DE SOTO, Kan. — The sheriff in Kansas' most populous county faced no opposition to his reelection four years ago, extending a decades-long Republican lock on the office despite big gains locally by Democrats during the Trump era. Then he took on election fraud as a cause.
The GOP in Johnson County in the Kansas City area is deeply divided over Sheriff Calvin Hayden's investigation for at least two years into what he has called scores of tips about potential election irregularities, with no criminal charges filed so far.
Hayden is in a contentious race ahead of Tuesday's primary election and Democrats are bullish about their chances of winning their first sheriff's race since 1930 in the general election in November.

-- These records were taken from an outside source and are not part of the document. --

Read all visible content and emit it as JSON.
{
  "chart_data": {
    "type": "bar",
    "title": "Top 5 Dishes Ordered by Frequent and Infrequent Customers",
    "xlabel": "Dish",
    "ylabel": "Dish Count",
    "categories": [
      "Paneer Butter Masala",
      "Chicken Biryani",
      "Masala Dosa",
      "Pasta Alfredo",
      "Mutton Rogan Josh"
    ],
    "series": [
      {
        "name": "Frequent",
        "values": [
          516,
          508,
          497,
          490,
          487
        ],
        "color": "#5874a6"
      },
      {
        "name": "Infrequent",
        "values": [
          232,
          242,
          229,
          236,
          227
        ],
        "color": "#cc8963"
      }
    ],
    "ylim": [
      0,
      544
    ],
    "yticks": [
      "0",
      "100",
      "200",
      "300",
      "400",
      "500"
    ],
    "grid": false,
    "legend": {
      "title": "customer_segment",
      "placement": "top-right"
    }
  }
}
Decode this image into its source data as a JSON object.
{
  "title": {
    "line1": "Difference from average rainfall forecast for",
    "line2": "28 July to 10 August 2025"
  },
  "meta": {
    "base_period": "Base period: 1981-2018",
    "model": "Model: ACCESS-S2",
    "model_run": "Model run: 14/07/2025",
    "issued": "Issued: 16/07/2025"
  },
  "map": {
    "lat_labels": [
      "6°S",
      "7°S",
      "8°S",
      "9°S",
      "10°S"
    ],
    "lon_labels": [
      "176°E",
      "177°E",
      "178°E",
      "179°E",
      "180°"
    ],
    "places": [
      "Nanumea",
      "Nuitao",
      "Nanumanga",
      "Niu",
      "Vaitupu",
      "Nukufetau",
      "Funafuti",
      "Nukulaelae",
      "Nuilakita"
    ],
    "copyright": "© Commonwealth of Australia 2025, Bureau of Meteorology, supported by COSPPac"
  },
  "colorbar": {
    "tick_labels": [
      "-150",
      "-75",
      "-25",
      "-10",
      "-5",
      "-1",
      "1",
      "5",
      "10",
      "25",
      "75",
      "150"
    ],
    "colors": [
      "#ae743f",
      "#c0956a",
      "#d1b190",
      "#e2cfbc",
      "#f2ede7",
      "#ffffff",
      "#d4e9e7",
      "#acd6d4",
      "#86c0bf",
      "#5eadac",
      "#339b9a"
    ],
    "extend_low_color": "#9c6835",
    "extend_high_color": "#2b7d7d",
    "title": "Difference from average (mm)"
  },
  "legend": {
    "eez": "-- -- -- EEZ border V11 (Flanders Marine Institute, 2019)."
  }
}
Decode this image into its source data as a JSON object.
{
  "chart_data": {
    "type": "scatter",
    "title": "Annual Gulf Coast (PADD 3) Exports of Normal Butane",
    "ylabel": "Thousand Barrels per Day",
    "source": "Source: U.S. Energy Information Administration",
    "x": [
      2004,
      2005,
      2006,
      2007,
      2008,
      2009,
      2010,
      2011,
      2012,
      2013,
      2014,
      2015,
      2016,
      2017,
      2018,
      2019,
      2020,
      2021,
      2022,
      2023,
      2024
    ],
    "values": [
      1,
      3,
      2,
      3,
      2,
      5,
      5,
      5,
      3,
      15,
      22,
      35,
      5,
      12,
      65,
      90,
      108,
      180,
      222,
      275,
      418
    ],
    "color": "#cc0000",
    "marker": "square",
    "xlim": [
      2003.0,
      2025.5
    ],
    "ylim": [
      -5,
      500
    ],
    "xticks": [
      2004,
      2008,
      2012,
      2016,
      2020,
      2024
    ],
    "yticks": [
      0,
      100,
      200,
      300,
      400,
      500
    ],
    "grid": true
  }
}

Hayden's opponents, including the former top deputy challenging him in the GOP primary, contend he has made the sheriff's office unnecessarily political and hindered its crime-fighting.
His public doubts about the integrity of local and state elections track with the rise of like-minded leaders in GOP organizations in Kansas and other states and former President Donald Trump's false narrative that the 2020 presidential election was stolen from him.

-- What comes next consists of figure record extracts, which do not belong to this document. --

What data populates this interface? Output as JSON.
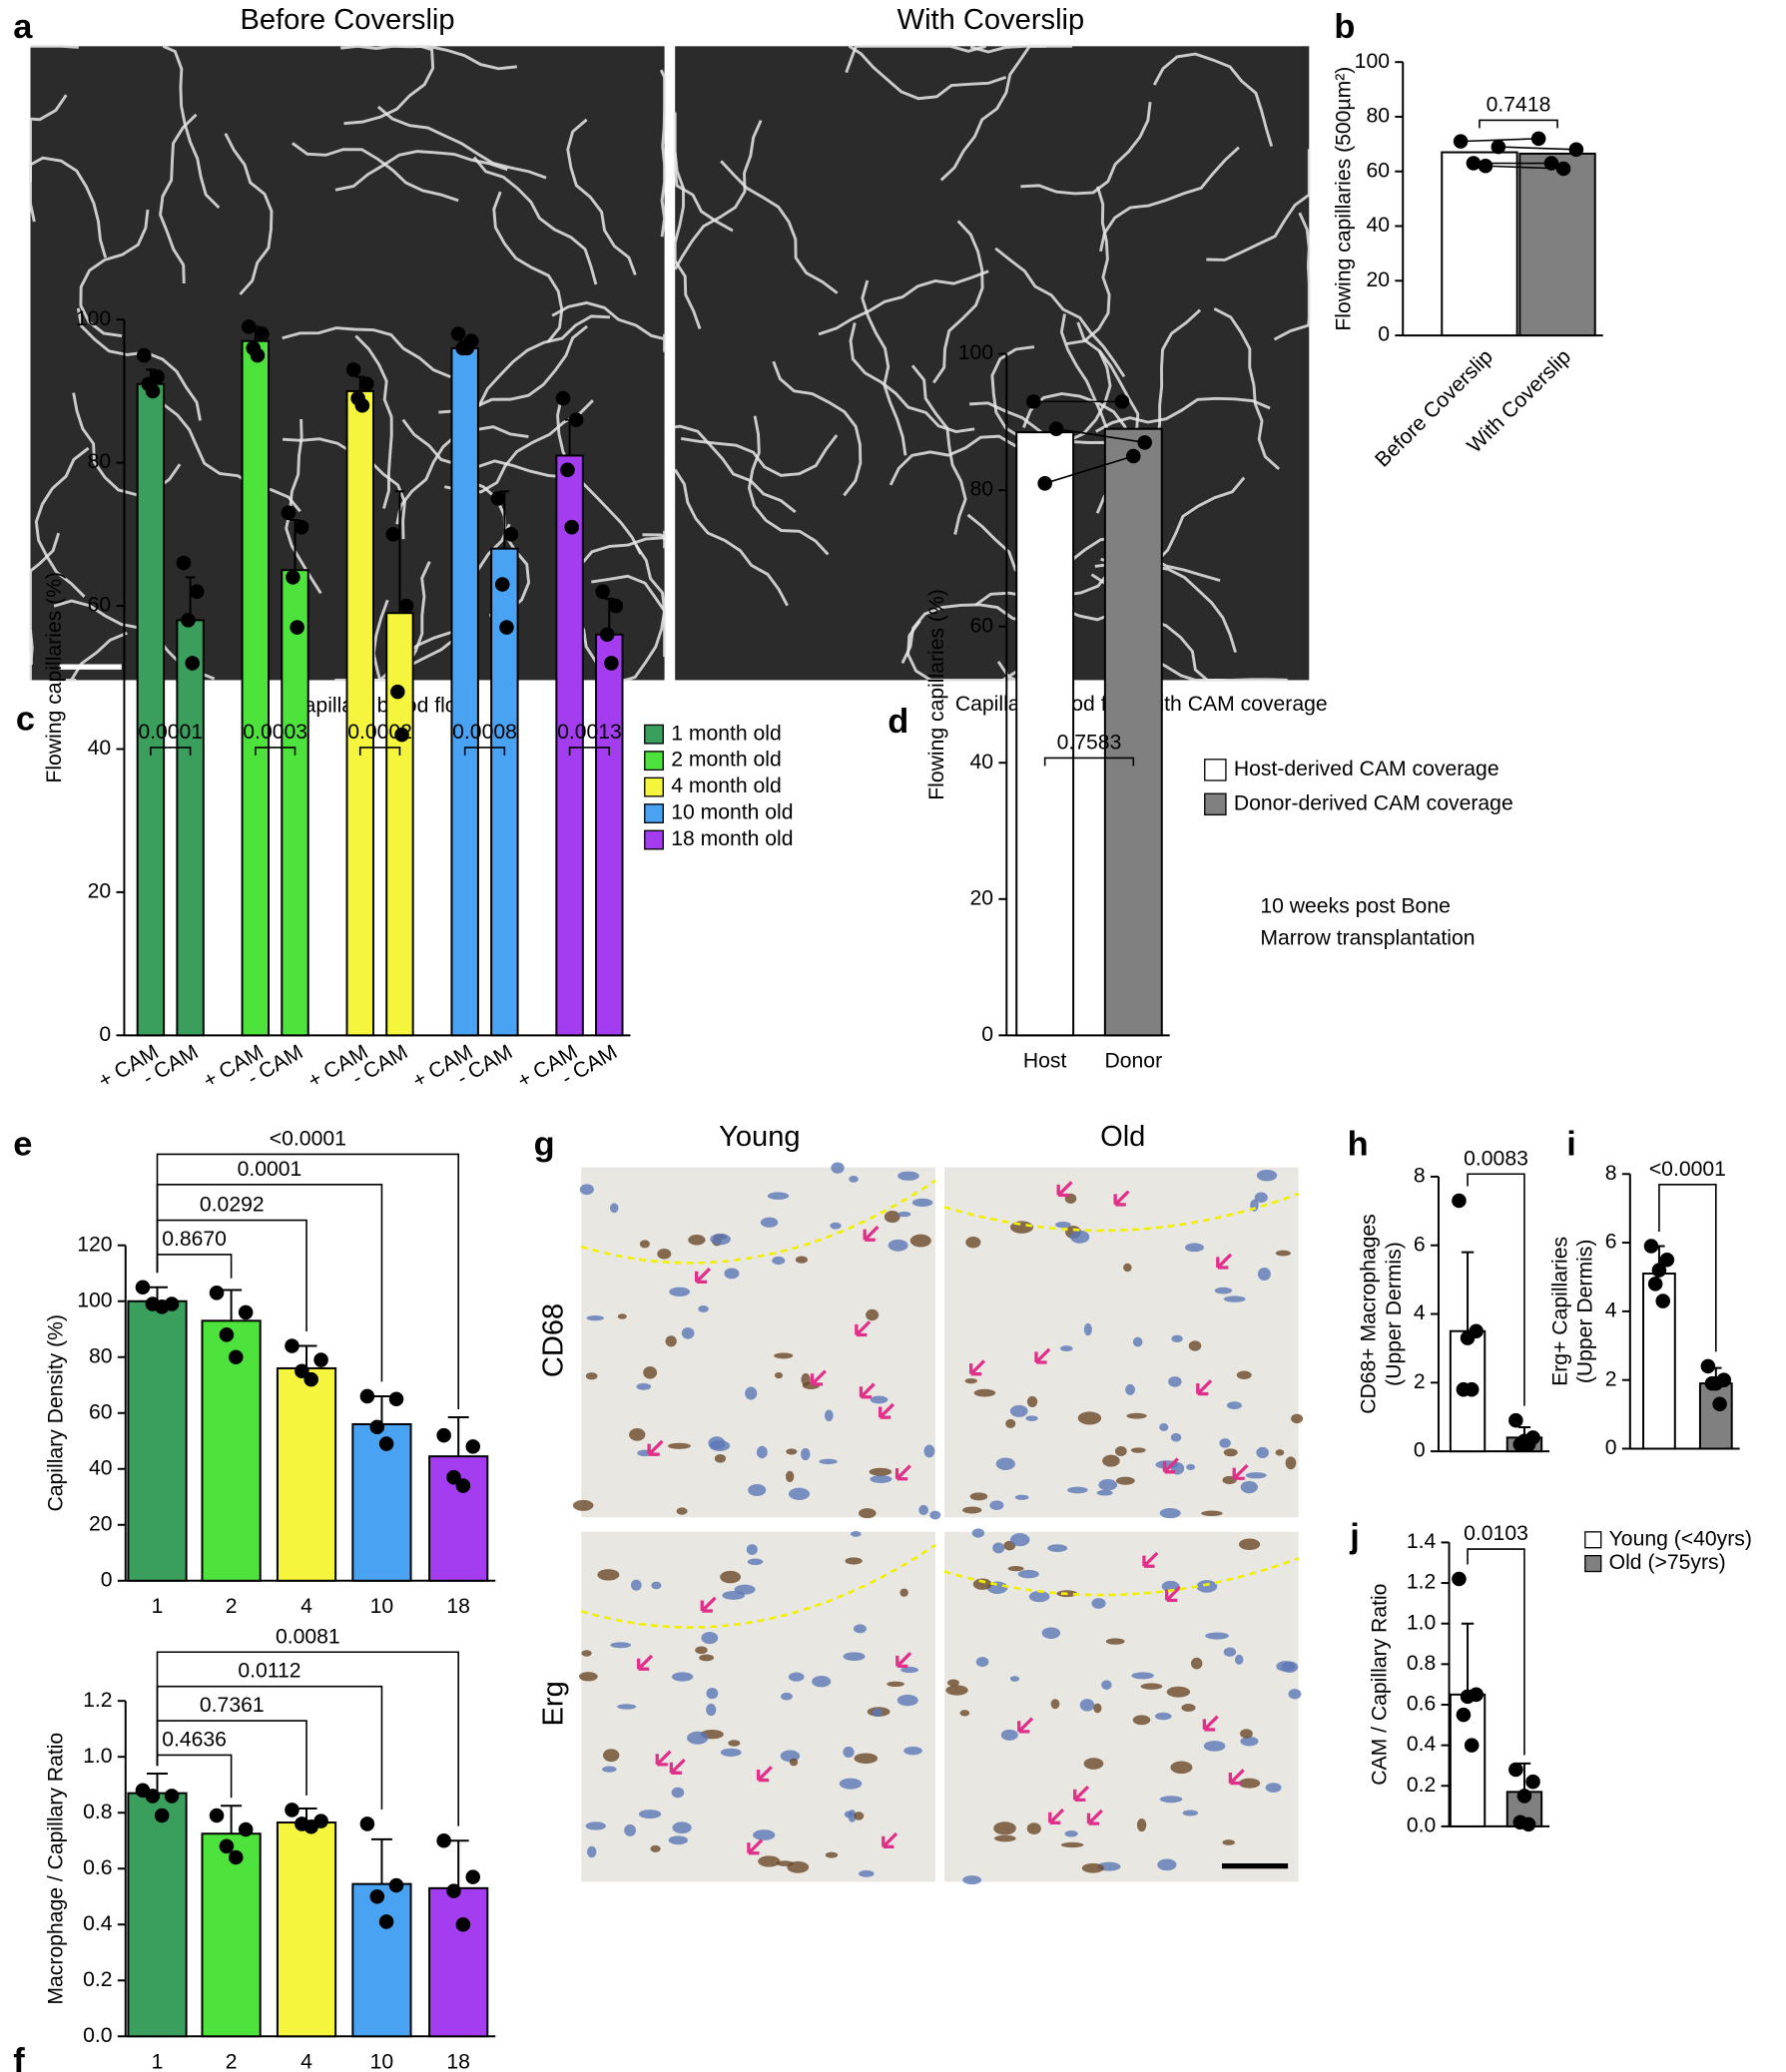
{
  "panel_labels": [
    "a",
    "b",
    "c",
    "d",
    "e",
    "f",
    "g",
    "h",
    "i",
    "j"
  ],
  "images": {
    "a_titles": [
      "Before Coverslip",
      "With Coverslip"
    ],
    "g_columns": [
      "Young",
      "Old"
    ],
    "g_rows": [
      "CD68",
      "Erg"
    ]
  },
  "chart_data": [
    {
      "type": "bar",
      "ylabel": "Flowing capillaries (500µm²)",
      "categories": [
        "Before Coverslip",
        "With Coverslip"
      ],
      "values": [
        67,
        66.5
      ],
      "colors": [
        "#ffffff",
        "#808080"
      ],
      "points": [
        [
          71,
          69,
          63,
          62
        ],
        [
          72,
          68,
          63,
          61
        ]
      ],
      "paired": true,
      "ylim": [
        0,
        100
      ],
      "yticks": [
        0,
        20,
        40,
        60,
        80,
        100
      ],
      "comparisons": [
        {
          "pair": [
            0,
            1
          ],
          "label": "0.7418"
        }
      ]
    },
    {
      "type": "grouped_bar",
      "title": "Capillary blood flow",
      "ylabel": "Flowing capillaries (%)",
      "categories": [
        "+ CAM",
        "- CAM"
      ],
      "ylim": [
        0,
        100
      ],
      "yticks": [
        0,
        20,
        40,
        60,
        80,
        100
      ],
      "series": [
        {
          "name": "1 month old",
          "color": "#3a9e5c",
          "values": [
            91,
            58
          ],
          "errors": [
            2,
            6
          ],
          "points": [
            [
              95,
              92,
              91,
              90
            ],
            [
              66,
              62,
              58,
              52
            ]
          ],
          "p_value": "0.0001"
        },
        {
          "name": "2 month old",
          "color": "#4ee33c",
          "values": [
            97,
            65
          ],
          "errors": [
            2,
            7
          ],
          "points": [
            [
              99,
              98,
              96,
              95
            ],
            [
              73,
              71,
              64,
              57
            ]
          ],
          "p_value": "0.0003"
        },
        {
          "name": "4 month old",
          "color": "#f4f53c",
          "values": [
            90,
            59
          ],
          "errors": [
            2,
            17
          ],
          "points": [
            [
              93,
              91,
              89,
              88
            ],
            [
              70,
              60,
              48,
              42
            ]
          ],
          "p_value": "0.0002"
        },
        {
          "name": "10 month old",
          "color": "#4aa3f2",
          "values": [
            96,
            68
          ],
          "errors": [
            1,
            8
          ],
          "points": [
            [
              98,
              97,
              96,
              96
            ],
            [
              75,
              70,
              63,
              57
            ]
          ],
          "p_value": "0.0008"
        },
        {
          "name": "18 month old",
          "color": "#a43cf0",
          "values": [
            81,
            56
          ],
          "errors": [
            5,
            5
          ],
          "points": [
            [
              89,
              86,
              79,
              71
            ],
            [
              62,
              60,
              56,
              52
            ]
          ],
          "p_value": "0.0013"
        }
      ]
    },
    {
      "type": "bar",
      "title": "Capillary blood flow with CAM coverage",
      "ylabel": "Flowing capillaries (%)",
      "categories": [
        "Host",
        "Donor"
      ],
      "values": [
        88.5,
        89
      ],
      "colors": [
        "#ffffff",
        "#808080"
      ],
      "points": [
        [
          93,
          89,
          81
        ],
        [
          93,
          87,
          85
        ]
      ],
      "paired": true,
      "legend": [
        "Host-derived CAM coverage",
        "Donor-derived CAM coverage"
      ],
      "note": [
        "10 weeks post Bone",
        "Marrow transplantation"
      ],
      "ylim": [
        0,
        100
      ],
      "yticks": [
        0,
        20,
        40,
        60,
        80,
        100
      ],
      "comparisons": [
        {
          "pair": [
            0,
            1
          ],
          "label": "0.7583"
        }
      ]
    },
    {
      "type": "bar",
      "ylabel": "Capillary Density (%)",
      "categories": [
        "1",
        "2",
        "4",
        "10",
        "18"
      ],
      "values": [
        100,
        93,
        76,
        56,
        44.5
      ],
      "errors": [
        5,
        11,
        8,
        10,
        14
      ],
      "colors": [
        "#3a9e5c",
        "#4ee33c",
        "#f4f53c",
        "#4aa3f2",
        "#a43cf0"
      ],
      "points": [
        [
          105,
          99,
          99,
          98
        ],
        [
          103,
          96,
          88,
          80
        ],
        [
          84,
          79,
          75,
          72
        ],
        [
          66,
          65,
          55,
          49
        ],
        [
          52,
          48,
          37,
          34
        ]
      ],
      "ylim": [
        0,
        120
      ],
      "yticks": [
        0,
        20,
        40,
        60,
        80,
        100,
        120
      ],
      "comparisons": [
        {
          "pair": [
            0,
            1
          ],
          "label": "0.8670"
        },
        {
          "pair": [
            0,
            2
          ],
          "label": "0.0292"
        },
        {
          "pair": [
            0,
            3
          ],
          "label": "0.0001"
        },
        {
          "pair": [
            0,
            4
          ],
          "label": "<0.0001"
        }
      ]
    },
    {
      "type": "bar",
      "ylabel": "Macrophage / Capillary Ratio",
      "categories": [
        "1",
        "2",
        "4",
        "10",
        "18"
      ],
      "values": [
        0.87,
        0.725,
        0.765,
        0.545,
        0.53
      ],
      "errors": [
        0.07,
        0.1,
        0.05,
        0.16,
        0.17
      ],
      "colors": [
        "#3a9e5c",
        "#4ee33c",
        "#f4f53c",
        "#4aa3f2",
        "#a43cf0"
      ],
      "points": [
        [
          0.88,
          0.86,
          0.86,
          0.79
        ],
        [
          0.79,
          0.74,
          0.68,
          0.64
        ],
        [
          0.81,
          0.77,
          0.76,
          0.75
        ],
        [
          0.76,
          0.54,
          0.5,
          0.41
        ],
        [
          0.7,
          0.57,
          0.52,
          0.4
        ]
      ],
      "ylim": [
        0,
        1.2
      ],
      "yticks": [
        {
          "value": 0,
          "label": "0.0"
        },
        0.2,
        0.4,
        0.6,
        0.8,
        {
          "value": 1,
          "label": "1.0"
        },
        1.2
      ],
      "comparisons": [
        {
          "pair": [
            0,
            1
          ],
          "label": "0.4636"
        },
        {
          "pair": [
            0,
            2
          ],
          "label": "0.7361"
        },
        {
          "pair": [
            0,
            3
          ],
          "label": "0.0112"
        },
        {
          "pair": [
            0,
            4
          ],
          "label": "0.0081"
        }
      ]
    },
    {
      "type": "bar",
      "ylabel": [
        "CD68+ Macrophages",
        "(Upper Dermis)"
      ],
      "values": [
        3.5,
        0.4
      ],
      "errors": [
        2.3,
        0.3
      ],
      "colors": [
        "#ffffff",
        "#808080"
      ],
      "points": [
        [
          7.3,
          3.5,
          3.3,
          1.8,
          1.8
        ],
        [
          0.9,
          0.4,
          0.3,
          0.2,
          0.2
        ]
      ],
      "ylim": [
        0,
        8
      ],
      "yticks": [
        0,
        2,
        4,
        6,
        8
      ],
      "comparisons": [
        {
          "pair": [
            0,
            1
          ],
          "label": "0.0083"
        }
      ]
    },
    {
      "type": "bar",
      "ylabel": [
        "Erg+ Capillaries",
        "(Upper Dermis)"
      ],
      "values": [
        5.1,
        1.9
      ],
      "errors": [
        0.8,
        0.45
      ],
      "colors": [
        "#ffffff",
        "#808080"
      ],
      "points": [
        [
          5.9,
          5.5,
          5.2,
          4.8,
          4.3
        ],
        [
          2.4,
          2.0,
          1.9,
          1.9,
          1.3
        ]
      ],
      "ylim": [
        0,
        8
      ],
      "yticks": [
        0,
        2,
        4,
        6,
        8
      ],
      "comparisons": [
        {
          "pair": [
            0,
            1
          ],
          "label": "<0.0001"
        }
      ]
    },
    {
      "type": "bar",
      "ylabel": "CAM / Capillary Ratio",
      "values": [
        0.65,
        0.17
      ],
      "errors": [
        0.35,
        0.14
      ],
      "colors": [
        "#ffffff",
        "#808080"
      ],
      "points": [
        [
          1.22,
          0.65,
          0.64,
          0.55,
          0.4
        ],
        [
          0.28,
          0.22,
          0.15,
          0.02,
          0.01
        ]
      ],
      "legend": [
        "Young (<40yrs)",
        "Old (>75yrs)"
      ],
      "ylim": [
        0,
        1.4
      ],
      "yticks": [
        {
          "value": 0,
          "label": "0.0"
        },
        0.2,
        0.4,
        0.6,
        0.8,
        {
          "value": 1,
          "label": "1.0"
        },
        1.2,
        1.4
      ],
      "comparisons": [
        {
          "pair": [
            0,
            1
          ],
          "label": "0.0103"
        }
      ]
    }
  ]
}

But local Republican leaders who looked into allegations of election fraud in 2020 say evidence of wrongdoing was scant.
Marisel Walston, the previous chair of the county GOP and co-founder a statewide group for Hispanic Republicans, said she and other local party officers investigated allegations of election fraud after the 2020 election. While they discovered some mistakes and administrative missteps, they did not find any fraud, she said.
Hayden remains undeterred. Asked in a candidate forum whether he trusted the 2020 election results, he noted the official tally from his uncontested race was more than 260,000 votes but added, ''I don't know that that's accurate."